英文契約書の相談・質問集191 英文契約書では免責条項が長文になるのはなぜですか。

 

 

 英文契約書の作成,チェック(レビュー/審査),翻訳(英訳/和訳),修正の依頼を受ける際によく受ける相談・質問に,「英文契約書では免責条項が長文になるのはなぜですか。」というものがあります。

 

 

 英文契約書では,結果損害(consequential loss)や間接損害(indirect loss)の免責に関する条項や不可抗力(force majeure)免責に関する条項が長文になる傾向があります。



 英文契約書をはじめて目にした方の中には,全体のボリュームとして長文だという感想のほかに,1条項の内容が長いという感想を持った方も多いと思います。

 

 

 日本語の契約書では,不可抗力免責の条項そのものがないことも多く,いわゆる特別損害(結果損害・間接損害)についての免責条項についても定められていることはそう多くはありませんので,なおさらそう感じると思います。

 

 

 これには,いくつか理由があるでしょうが,その一つは,英文契約書の背景にある英米法の考え方があると思います。

 

 

 日本では,過失責任が採用されており,契約当事者が債務を履行せずに相手方に損害を与えた場合でも,債務不履行をした当事者に帰責事由(過失のようなもの)が認められない限り,相手方に対し損害賠償責任を負いません。

 


 不可抗力というのは,もともと,当事者がコントロールできないような事由,つまり自然災害などのことを指しますから,不可抗力によって債務不履行をした当事者が責任を負わないのは,日本法ではいわば当然のことになるわけです。



 このように法律で当たり前のこととして定められているので,日本の和文契約書では,不可抗力の場合に当事者が免責される旨の規定がわざわざ入ってないことがあるのです。
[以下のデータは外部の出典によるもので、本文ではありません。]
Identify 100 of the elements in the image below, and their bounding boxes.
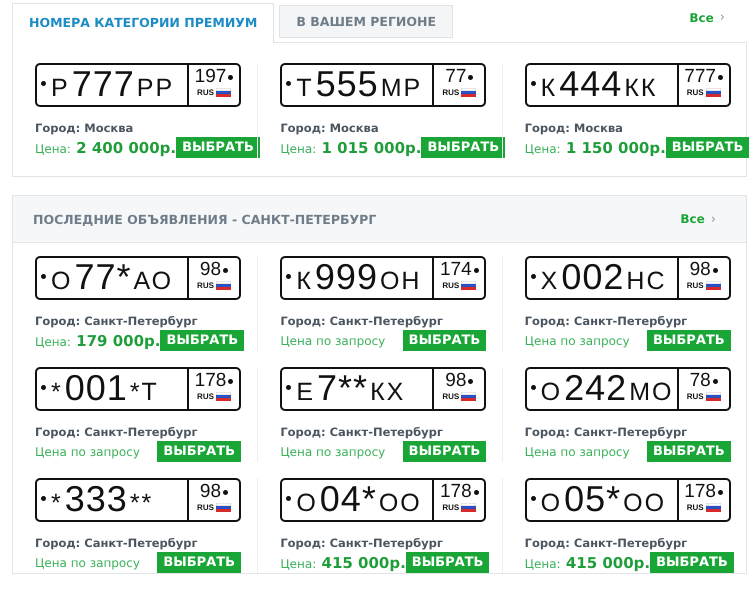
select-button[interactable]: ВЫБРАТЬ [176,137,260,158]
section-title: ПОСЛЕДНИЕ ОБЪЯВЛЕНИЯ - САНКТ-ПЕТЕРБУРГ [33,212,376,226]
price-text: Цена по запросу [524,334,630,348]
plate-bolt-icon [474,268,479,272]
plate-region: 178 [194,371,226,391]
country-code: RUS [197,503,214,512]
tab[interactable]: НОМЕРА КАТЕГОРИИ ПРЕМИУМ [12,3,274,43]
plate-bolt-icon [468,74,474,80]
plate-region: 178 [440,482,472,502]
plate-letter: Р [51,76,70,101]
all-link[interactable]: Все [680,212,705,226]
select-button[interactable]: ВЫБРАТЬ [157,441,241,462]
plate-bolt-icon [41,80,46,86]
plate-letters: НС [626,269,667,294]
plate-region: 98 [200,482,222,502]
plate-number: 04* [320,482,377,516]
country-code: RUS [197,281,214,290]
plate-letters: ОО [623,491,666,516]
country-code: RUS [686,281,704,290]
country-code: RUS [442,503,460,512]
all-link[interactable]: Все [689,10,714,24]
flag-icon [216,88,231,97]
price-text: Цена по запросу [35,556,140,570]
price-text: Цена: 1 150 000р. [524,138,666,156]
select-button[interactable]: ВЫБРАТЬ [157,552,241,573]
plate-bolt-icon [228,74,234,80]
plate-bolt-icon [41,384,46,390]
price-text: Цена по запросу [35,444,140,458]
price-text: Цена: 415 000р. [524,554,650,572]
plate-bolt-icon [223,490,228,494]
flag-icon [461,281,476,290]
plate-letters: МР [380,76,422,101]
city-label: Город: Санкт-Петербург [524,314,688,328]
city-label: Город: Санкт-Петербург [280,314,444,328]
select-button[interactable]: ВЫБРАТЬ [650,552,734,573]
plate-bolt-icon [712,378,718,384]
plate-letters: МО [629,380,674,405]
plate-region: 174 [440,260,472,280]
plate-letter: * [51,380,63,405]
price-text: Цена по запросу [280,444,386,458]
plate-region: 98 [690,260,711,280]
plate-number: 777 [72,67,135,101]
plate-letter: К [540,76,558,101]
price-text: Цена: 1 015 000р. [280,138,422,156]
plate-number: 7** [317,371,368,405]
price-text: Цена по запросу [524,444,630,458]
plate-bolt-icon [286,496,292,500]
flag-icon [216,281,231,290]
plate-letters: ОН [380,269,422,294]
select-button[interactable]: ВЫБРАТЬ [666,137,750,158]
plate-letters: АО [134,269,174,294]
select-button[interactable]: ВЫБРАТЬ [402,441,486,462]
tab[interactable]: В ВАШЕМ РЕГИОНЕ [279,5,453,38]
plate-number: 77* [74,260,132,294]
city-label: Город: Санкт-Петербург [35,425,199,439]
city-label: Город: Москва [524,121,624,135]
select-button[interactable]: ВЫБРАТЬ [406,552,490,573]
plate-number: 002 [561,260,624,294]
plate-letters: *Т [130,380,159,405]
plate-letter: Т [296,76,314,101]
plate-region: 77 [445,67,466,87]
plate-letter: О [540,380,562,405]
select-button[interactable]: ВЫБРАТЬ [160,330,244,351]
select-button[interactable]: ВЫБРАТЬ [647,330,731,351]
plate-letters: КХ [370,380,406,405]
plate-number: 001 [64,371,128,405]
plate-bolt-icon [530,496,536,500]
plate-bolt-icon [718,490,723,494]
plate-letter: * [51,491,63,516]
country-code: RUS [686,392,704,401]
city-label: Город: Санкт-Петербург [524,536,688,550]
price-text: Цена: 179 000р. [35,332,160,350]
city-label: Город: Санкт-Петербург [280,425,444,439]
flag-icon [706,88,721,97]
price-text: Цена по запросу [280,334,386,348]
plate-bolt-icon [286,384,292,390]
plate-bolt-icon [41,274,46,278]
select-button[interactable]: ВЫБРАТЬ [647,441,731,462]
plate-letter: О [540,491,562,516]
select-button[interactable]: ВЫБРАТЬ [402,330,486,351]
city-label: Город: Санкт-Петербург [524,425,688,439]
plate-bolt-icon [286,274,292,278]
flag-icon [216,392,231,401]
plate-letter: К [296,269,313,294]
plate-letter: О [296,491,318,516]
plate-letter: Х [540,269,560,294]
plate-bolt-icon [223,268,228,272]
flag-icon [461,503,476,512]
plate-bolt-icon [530,80,536,86]
plate-bolt-icon [228,378,234,384]
flag-icon [706,281,721,290]
plate-bolt-icon [718,74,723,80]
price-text: Цена: 415 000р. [280,554,406,572]
city-label: Город: Санкт-Петербург [35,314,199,328]
city-label: Город: Санкт-Петербург [35,536,199,550]
select-button[interactable]: ВЫБРАТЬ [421,137,506,158]
flag-icon [461,392,476,401]
plate-region: 98 [445,371,466,391]
plate-bolt-icon [712,268,718,272]
flag-icon [216,503,231,512]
 ところが,英米法の世界では,基本的に契約責任は無過失責任とされており,約束した以上は,たとえ不可抗力によって契約上の義務を履行できない場合でも,責任を免れられないとされているのです。



 そのため,英米法を準拠法とする英文契約書や英米法の考えを基礎として作られた英文契約書では,不可抗力の免責条項を書いていないと,免責を受けられない可能性があるので,ほとんどの契約書に書いてあるわけです。



 このように,英米法は,契約で約束をした義務については,厳格に守らなければならないという考えが根本にあるため,約束違反の場合の責任について敏感だといえます。



 そのため,この場合は責任を負わない,この場合は誰が責任を負うなど,契約責任については契約書の段階で事細かに規定しておきたいという事情があります。



 これにより,和文契約書を見慣れている人にとっては,英文契約書は免責規定がやたらと長く,細かいという印象を受けるのです。



 不可抗力免責条項(Force Majeure Clause)においても,不可抗力の事象がたくさん挙げてあり,結果損害や間接損害の免責条項も,具体的な損害が事細かにたくさん書かれているのは,こうした理由があるからなのです。



 また,約束したことへの責任の重さを厳格に考えているからこそ,責任の配分についても,契約書の段階で書いておこうという発想になり,Indemnification/Indemnity Clause(補償条項)も多くの英文契約書に含まれているのです。



 英文契約書の作成,チェック(レビュー/審査),翻訳(英訳/和訳),修正する際には,この契約責任に対する考え方の違いを意識すると,なぜ免責(disclaimer)関連や責任分配(indemnity)関連の条項が長文になるのかを理解しながら検討できるかと思います。